The Versatility of Autonomous Robotics in Agriculture: Harvesting Olives or Detecting the Ripeness of Grapes
The food and agriculture industry is experiencing a turning point because of the technological advances taking place in areas such as robotics and artificial intelligence. This is leading to new developments such as drones that can monitor crops, autonomous vehicles performing work in the fields, and collaborative robots that assist with harvesting operations. In agriculture, the primary aim of applying technologies based on automation and robotics is to allow the simplest and most repetitive tasks to be performed, as a way to increase production efficiency and avoid labor shortages.

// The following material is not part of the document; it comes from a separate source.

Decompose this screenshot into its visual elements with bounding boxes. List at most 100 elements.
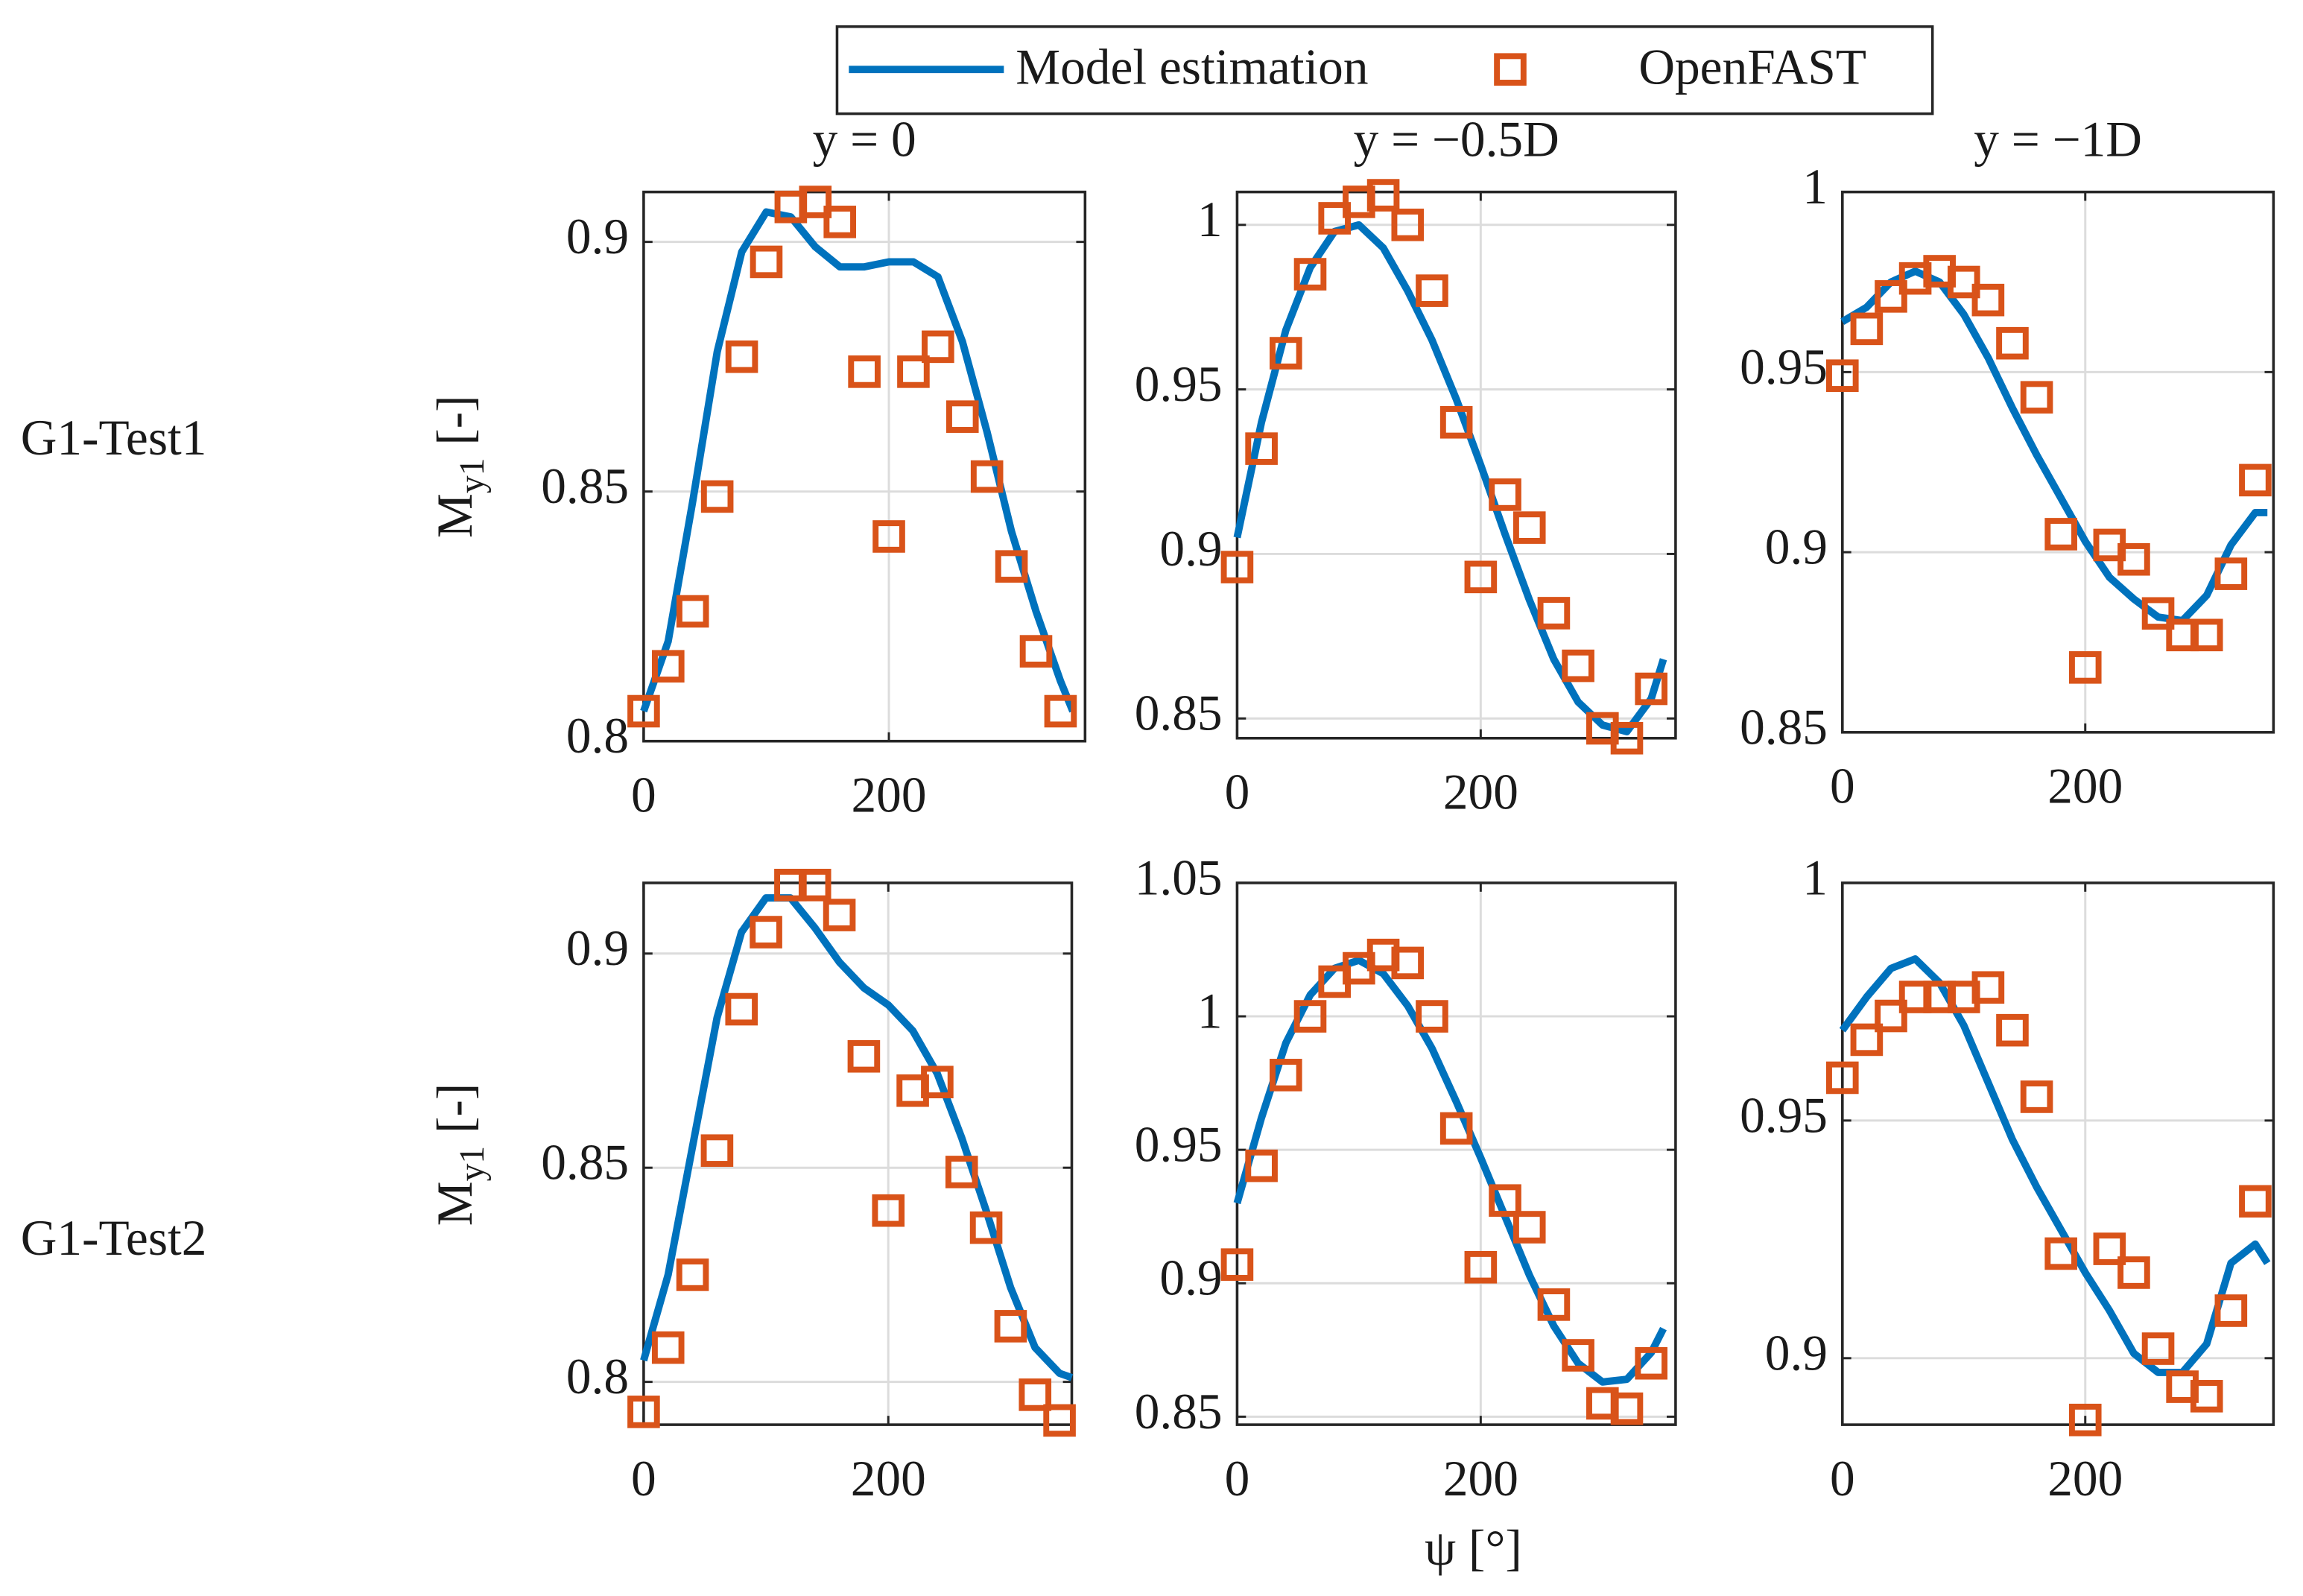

To help address these topics, the recent Global Robot Expo, organized by HispaRob, included a roundtable discussion on “AI and Robotics for More Sustainable Agriculture: From Education to Transformational Projects”. Ángel C. Lázaro, Head of Robotics and Automation for GMV’s Industry sector, took part in that discussion by sharing the company’s perspectives. He also provided examples of the applied robotics projects GMV is now conducting as public-private collaborations with universities and research centers.
The participants in the roundtable presented real‑life cases where automation and robotics are helping to create a more efficient and sustainable food and agriculture industry, through advances in STEM education, technologies, production systems, and software. One example of this is GMV’s new uPathWay product, which is a cloud-based solution for mobile autonomous robotics. By applying data and algorithms to train the software, great versatility can be achieved in terms of the types of outdoor work performed, such as harvesting olives in orchards and detecting the ripeness of grapes in vineyards.

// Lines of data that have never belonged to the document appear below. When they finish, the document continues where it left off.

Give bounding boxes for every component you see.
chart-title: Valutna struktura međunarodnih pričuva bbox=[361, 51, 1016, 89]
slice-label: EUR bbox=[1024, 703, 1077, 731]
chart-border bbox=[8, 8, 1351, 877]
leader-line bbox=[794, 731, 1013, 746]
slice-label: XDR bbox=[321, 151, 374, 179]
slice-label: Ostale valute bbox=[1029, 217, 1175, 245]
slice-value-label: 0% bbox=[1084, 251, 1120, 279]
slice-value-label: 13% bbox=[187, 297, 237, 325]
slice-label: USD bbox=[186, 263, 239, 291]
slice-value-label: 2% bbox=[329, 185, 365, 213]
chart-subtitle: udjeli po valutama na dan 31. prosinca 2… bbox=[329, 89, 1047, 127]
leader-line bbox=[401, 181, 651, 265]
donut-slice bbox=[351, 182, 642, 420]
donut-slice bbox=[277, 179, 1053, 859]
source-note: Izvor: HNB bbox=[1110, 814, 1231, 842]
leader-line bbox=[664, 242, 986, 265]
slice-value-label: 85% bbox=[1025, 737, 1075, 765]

The use of artificial vision and machine learning is essential for applying robotics in this way, to allow adaptation to a range of agricultural environments where traditional harvesting tasks are very time-consuming and labor-intensive. Automated harvesting work requires the use of robotic arms fitted with clamps or claws, which must be mobile enough to reach the foliage, and also careful enough to avoid damaging the product.

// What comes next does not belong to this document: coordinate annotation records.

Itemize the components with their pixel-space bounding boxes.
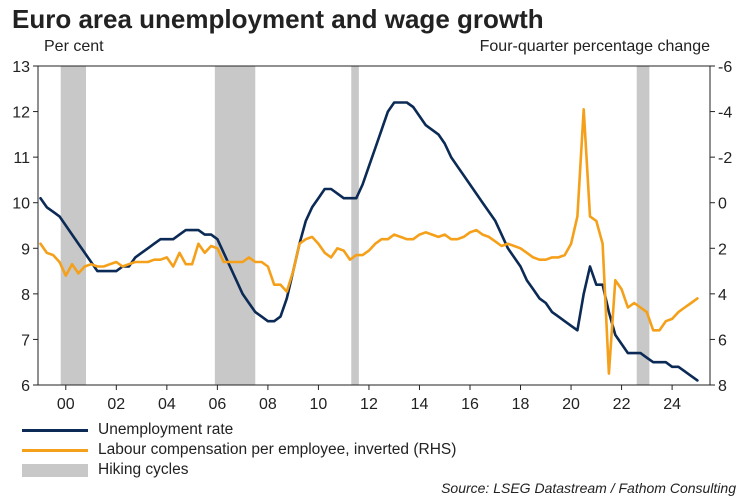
left-tick-label-7: 7 [21, 332, 30, 349]
x-tick-label-18: 18 [512, 396, 530, 413]
x-tick-label-00: 00 [57, 396, 75, 413]
right-tick-label--4: -4 [718, 105, 732, 122]
left-tick-label-8: 8 [21, 287, 30, 304]
left-tick-label-11: 11 [13, 150, 30, 167]
legend: Unemployment rate Labour compensation pe… [22, 420, 456, 480]
right-tick-label-6: 6 [718, 332, 727, 349]
hiking-band-2 [351, 66, 359, 385]
x-tick-label-24: 24 [663, 396, 681, 413]
plot-frame [37, 65, 711, 386]
legend-label-hiking: Hiking cycles [98, 461, 189, 478]
x-tick-label-16: 16 [461, 396, 479, 413]
unemployment-line [39, 101, 699, 382]
hiking-band-3 [636, 66, 650, 385]
wages-line [39, 108, 699, 375]
left-tick-label-9: 9 [21, 241, 30, 258]
legend-swatch-hiking [22, 463, 88, 477]
chart-title: Euro area unemployment and wage growth [12, 4, 544, 34]
x-tick-label-14: 14 [411, 396, 429, 413]
right-tick-label-4: 4 [718, 287, 727, 304]
x-tick-label-04: 04 [158, 396, 176, 413]
right-tick-label--6: -6 [718, 59, 732, 76]
left-tick-label-6: 6 [21, 378, 30, 395]
source-note: Source: LSEG Datastream / Fathom Consult… [441, 480, 736, 496]
hiking-band-1 [214, 66, 256, 385]
right-tick-label-2: 2 [718, 241, 727, 258]
right-axis-unit: Four-quarter percentage change [479, 38, 710, 55]
legend-label-wages: Labour compensation per employee, invert… [98, 441, 457, 458]
x-tick-label-06: 06 [208, 396, 226, 413]
right-tick-label--2: -2 [718, 150, 732, 167]
legend-item-wages: Labour compensation per employee, invert… [22, 440, 456, 460]
x-tick-label-02: 02 [107, 396, 125, 413]
legend-swatch-unemployment [22, 428, 88, 432]
x-tick-label-20: 20 [562, 396, 580, 413]
x-tick-label-22: 22 [613, 396, 631, 413]
x-tick-label-12: 12 [360, 396, 378, 413]
legend-item-unemployment: Unemployment rate [22, 420, 456, 440]
left-axis-unit: Per cent [44, 38, 104, 55]
legend-label-unemployment: Unemployment rate [98, 421, 234, 438]
left-tick-label-13: 13 [12, 59, 30, 76]
right-tick-label-8: 8 [718, 378, 727, 395]
legend-item-hiking: Hiking cycles [22, 460, 456, 480]
right-tick-label-0: 0 [718, 196, 727, 213]
legend-swatch-wages [22, 448, 88, 452]
left-tick-label-12: 12 [12, 105, 30, 122]
left-tick-label-10: 10 [12, 196, 30, 213]
x-tick-label-08: 08 [259, 396, 277, 413]
x-tick-label-10: 10 [310, 396, 328, 413]
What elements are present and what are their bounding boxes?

As an example, in the project known as AgrarIA a platform is being used to test application of these technologies throughout the food and agriculture value chain, for tasks involving transportation, logistics, manipulation, maintenance, and inspection. This project is being funded by Spain’s Ministry of Economic Affairs and Digital Transformation as part of the country’s Recovery, Resilience, and Transformation Plan, specifically through the R&D Missions in Artificial Intelligence Program of the State Secretariat for Digitalization and Artificial Intelligence (SEDIA) (file no. MIA.2021.M01.0004).